Going through the char pointer, it seems that English is saved as one byte per char, while Korean seems to be saved as two bytes per char. (the Korean word in the screenshot is 3 letters, hence saved in 6 bytes)
This seems to show that each 'letter' isn't saved in equal size containers, but differs depending on language. (possible hint on type?)
I'm trying to achieve the same result in pure c++: reading in utf-8 files and saving the result as char*.
Here's an example of my attempt to read a utf-8 file and convert to char* in c++:
observations:
loss in visual when converting from wchar_t* to char*
since result, s8 displays the string properly, I know I've converted the utf-8 file content in wchar_t* successfully to char*
since 'result' retains the bytes I've taken directly from the file, but I'm getting a different result from what I had through c# (I've used the same file), I've concluded that the c# marshal has put the file contents through some other procedure to further mutate the text to char*.
(the screenshot also shows my terrible failure in using wcstombs)
note: I'm using the utf8 header from (http://utfcpp.sourceforge.net/)
Please correct me on any mistakes in my code/observations.
I'd like to be able to mimic the result I'm getting through the c# marshal and I've realised after going through all this that I'm completely stuck. Any ideas?
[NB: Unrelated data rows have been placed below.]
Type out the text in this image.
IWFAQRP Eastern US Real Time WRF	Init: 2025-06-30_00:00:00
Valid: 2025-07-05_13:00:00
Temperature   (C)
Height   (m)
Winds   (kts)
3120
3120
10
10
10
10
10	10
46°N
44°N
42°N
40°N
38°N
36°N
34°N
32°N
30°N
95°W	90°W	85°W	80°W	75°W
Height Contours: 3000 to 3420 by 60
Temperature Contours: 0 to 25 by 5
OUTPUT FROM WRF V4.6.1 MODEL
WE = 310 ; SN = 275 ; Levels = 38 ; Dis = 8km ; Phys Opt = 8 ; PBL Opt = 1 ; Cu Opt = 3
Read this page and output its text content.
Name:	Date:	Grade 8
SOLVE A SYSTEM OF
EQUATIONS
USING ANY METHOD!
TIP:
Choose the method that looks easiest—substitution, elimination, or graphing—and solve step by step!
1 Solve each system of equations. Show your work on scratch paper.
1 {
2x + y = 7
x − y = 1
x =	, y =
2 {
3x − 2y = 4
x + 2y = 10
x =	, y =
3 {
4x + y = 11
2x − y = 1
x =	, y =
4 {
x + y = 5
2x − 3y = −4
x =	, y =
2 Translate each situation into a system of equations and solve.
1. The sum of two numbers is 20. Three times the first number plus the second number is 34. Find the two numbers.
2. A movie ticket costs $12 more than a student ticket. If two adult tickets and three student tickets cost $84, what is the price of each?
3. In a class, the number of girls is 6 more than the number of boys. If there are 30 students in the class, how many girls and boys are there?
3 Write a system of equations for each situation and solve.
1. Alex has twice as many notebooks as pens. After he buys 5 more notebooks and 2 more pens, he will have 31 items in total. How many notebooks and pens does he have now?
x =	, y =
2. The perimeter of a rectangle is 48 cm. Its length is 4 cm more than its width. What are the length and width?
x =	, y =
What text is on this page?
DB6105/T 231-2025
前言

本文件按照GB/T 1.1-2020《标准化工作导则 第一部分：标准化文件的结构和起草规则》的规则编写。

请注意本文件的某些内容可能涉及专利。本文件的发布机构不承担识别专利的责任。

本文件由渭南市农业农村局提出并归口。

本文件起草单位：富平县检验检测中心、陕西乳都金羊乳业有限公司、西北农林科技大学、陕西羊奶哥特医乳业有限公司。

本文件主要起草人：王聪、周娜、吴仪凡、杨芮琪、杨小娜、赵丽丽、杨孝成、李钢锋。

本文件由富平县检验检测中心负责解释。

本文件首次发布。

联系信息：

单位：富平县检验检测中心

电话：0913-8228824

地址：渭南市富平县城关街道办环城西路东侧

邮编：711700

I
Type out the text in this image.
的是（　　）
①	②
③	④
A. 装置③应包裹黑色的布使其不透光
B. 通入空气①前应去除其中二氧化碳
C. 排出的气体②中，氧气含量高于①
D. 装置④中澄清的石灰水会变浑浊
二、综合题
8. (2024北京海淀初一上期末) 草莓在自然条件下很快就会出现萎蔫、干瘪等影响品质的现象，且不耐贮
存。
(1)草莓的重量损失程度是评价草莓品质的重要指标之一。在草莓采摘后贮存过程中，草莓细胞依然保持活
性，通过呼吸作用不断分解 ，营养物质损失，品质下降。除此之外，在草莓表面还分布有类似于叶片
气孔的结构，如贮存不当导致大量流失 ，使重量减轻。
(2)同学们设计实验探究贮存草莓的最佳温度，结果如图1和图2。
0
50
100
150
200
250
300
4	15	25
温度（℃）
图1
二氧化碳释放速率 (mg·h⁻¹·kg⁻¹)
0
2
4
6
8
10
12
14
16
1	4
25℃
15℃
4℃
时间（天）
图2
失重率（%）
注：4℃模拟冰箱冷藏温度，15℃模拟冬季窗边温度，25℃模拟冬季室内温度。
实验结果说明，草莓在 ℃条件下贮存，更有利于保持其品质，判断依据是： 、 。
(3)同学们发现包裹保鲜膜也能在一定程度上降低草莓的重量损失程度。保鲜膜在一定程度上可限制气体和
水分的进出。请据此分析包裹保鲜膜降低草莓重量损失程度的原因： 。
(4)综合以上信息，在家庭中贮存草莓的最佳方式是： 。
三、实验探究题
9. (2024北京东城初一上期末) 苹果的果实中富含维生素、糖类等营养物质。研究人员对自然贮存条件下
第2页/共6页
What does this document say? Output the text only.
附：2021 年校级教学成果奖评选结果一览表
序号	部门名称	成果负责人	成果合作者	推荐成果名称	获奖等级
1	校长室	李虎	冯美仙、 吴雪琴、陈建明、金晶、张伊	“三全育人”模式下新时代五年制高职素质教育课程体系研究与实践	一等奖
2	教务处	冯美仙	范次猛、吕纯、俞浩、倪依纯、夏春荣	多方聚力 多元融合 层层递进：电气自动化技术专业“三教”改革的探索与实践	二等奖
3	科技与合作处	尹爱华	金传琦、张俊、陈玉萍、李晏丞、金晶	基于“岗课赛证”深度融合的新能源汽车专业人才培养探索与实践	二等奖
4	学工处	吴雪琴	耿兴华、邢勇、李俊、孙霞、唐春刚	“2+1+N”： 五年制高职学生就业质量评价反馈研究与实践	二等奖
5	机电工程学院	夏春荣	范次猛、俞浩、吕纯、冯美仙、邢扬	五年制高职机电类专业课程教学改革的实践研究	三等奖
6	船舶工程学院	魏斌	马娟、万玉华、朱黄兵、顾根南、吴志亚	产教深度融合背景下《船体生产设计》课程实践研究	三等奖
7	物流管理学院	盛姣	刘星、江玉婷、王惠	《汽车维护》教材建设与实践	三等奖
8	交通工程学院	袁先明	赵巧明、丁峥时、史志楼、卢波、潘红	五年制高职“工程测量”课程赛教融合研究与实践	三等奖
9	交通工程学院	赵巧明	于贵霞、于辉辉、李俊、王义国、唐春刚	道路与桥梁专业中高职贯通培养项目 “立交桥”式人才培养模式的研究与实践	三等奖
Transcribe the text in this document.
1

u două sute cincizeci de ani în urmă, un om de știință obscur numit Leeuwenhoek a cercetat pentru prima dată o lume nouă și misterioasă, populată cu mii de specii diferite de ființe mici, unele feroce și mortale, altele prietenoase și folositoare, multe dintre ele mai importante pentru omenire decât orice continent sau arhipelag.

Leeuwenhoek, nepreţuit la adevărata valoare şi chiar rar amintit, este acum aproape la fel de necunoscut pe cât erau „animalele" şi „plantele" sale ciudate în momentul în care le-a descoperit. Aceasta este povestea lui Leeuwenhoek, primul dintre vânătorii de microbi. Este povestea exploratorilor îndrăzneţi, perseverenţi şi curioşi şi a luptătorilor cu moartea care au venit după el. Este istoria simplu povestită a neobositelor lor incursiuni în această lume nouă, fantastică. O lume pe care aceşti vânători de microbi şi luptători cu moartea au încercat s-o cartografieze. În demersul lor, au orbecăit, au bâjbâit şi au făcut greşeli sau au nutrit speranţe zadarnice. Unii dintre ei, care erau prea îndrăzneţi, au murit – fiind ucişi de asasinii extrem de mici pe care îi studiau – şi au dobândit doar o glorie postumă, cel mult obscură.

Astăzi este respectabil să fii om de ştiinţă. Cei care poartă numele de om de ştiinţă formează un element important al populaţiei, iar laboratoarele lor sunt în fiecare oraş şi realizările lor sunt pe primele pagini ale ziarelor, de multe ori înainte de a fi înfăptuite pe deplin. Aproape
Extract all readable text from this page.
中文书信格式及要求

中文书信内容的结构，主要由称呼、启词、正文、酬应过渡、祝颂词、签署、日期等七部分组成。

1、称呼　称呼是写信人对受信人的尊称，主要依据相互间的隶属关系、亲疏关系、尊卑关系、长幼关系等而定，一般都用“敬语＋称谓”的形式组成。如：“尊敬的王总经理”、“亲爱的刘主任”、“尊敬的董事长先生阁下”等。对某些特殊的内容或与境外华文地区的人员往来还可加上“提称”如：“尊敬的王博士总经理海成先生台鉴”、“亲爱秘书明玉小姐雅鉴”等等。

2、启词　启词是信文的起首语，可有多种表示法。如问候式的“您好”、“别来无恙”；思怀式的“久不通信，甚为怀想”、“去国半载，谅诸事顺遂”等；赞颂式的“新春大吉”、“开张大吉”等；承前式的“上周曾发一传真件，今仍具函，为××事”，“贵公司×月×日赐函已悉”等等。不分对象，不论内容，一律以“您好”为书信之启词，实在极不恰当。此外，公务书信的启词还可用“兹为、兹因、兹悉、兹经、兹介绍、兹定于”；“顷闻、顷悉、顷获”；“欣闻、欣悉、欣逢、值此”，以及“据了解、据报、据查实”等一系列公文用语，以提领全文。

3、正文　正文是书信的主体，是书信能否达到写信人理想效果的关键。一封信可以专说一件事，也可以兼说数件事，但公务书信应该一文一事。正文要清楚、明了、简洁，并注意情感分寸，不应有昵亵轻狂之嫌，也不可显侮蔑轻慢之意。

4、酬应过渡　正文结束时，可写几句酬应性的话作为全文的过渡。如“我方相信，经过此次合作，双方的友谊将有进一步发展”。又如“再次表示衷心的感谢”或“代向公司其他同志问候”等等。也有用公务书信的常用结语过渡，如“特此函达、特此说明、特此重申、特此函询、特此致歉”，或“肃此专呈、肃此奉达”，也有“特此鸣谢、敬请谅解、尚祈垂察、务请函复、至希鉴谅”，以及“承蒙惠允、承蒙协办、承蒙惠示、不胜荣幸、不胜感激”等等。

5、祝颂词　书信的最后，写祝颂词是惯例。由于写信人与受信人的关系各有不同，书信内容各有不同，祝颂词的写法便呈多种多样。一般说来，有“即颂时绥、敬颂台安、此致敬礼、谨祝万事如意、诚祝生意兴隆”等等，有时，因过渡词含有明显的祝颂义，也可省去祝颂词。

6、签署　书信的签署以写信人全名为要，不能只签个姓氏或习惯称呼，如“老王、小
[MarshalAs(UnmanagedType.LPStr)] - how does this convert utf-8 strings to char* ?
It doesn't. There is no such thing as a "utf-8 string" in managed code, strings are always encoded in utf-16. The marshaling from and to an LPStr is done with the default system code page. Which makes it fairly remarkable that you see Korean glyphs in the debugger, unless you use code page 949.
If interop with utf-8 is a hard requirement then you need to use a byte[] in the pinvoke declaration. And convert back and forth yourself with System.Text.Encoding.UTF8. Use its GetString() method to convert the byte[] to a string, its GetBytes() method to convert a string to byte[]. Avoid all this if possible by using wchar_t[] in the native code.

While the other answers are correct, there has been a major development in .NET 4.7. Now there is an option that does exactly what UTF-8 needs: UnmanagedType.LPUTF8Str. I tried it and it works like a Swiss chronometre, doing exactly what it sounds like.
In fact, I even used MarshalAs(UnmanagedType.LPUTF8Str) in one parameter and MarshalAs(UnmanagedType.LPStr) in another. Also works. Here is my method (takes in string parameters and returns a string via a parameter):
[DllImport("mylib.dll", ExactSpelling = true, CallingConvention = CallingConvention.StdCall)]
public static extern void ProcessContent([MarshalAs(UnmanagedType.LPUTF8Str)]string content,
[MarshalAs(UnmanagedType.LPUTF8Str), Out]StringBuilder outputBuffer,[MarshalAs(UnmanagedType.LPStr)]string settings);
Thanks, Microsoft! Another nuisance is gone.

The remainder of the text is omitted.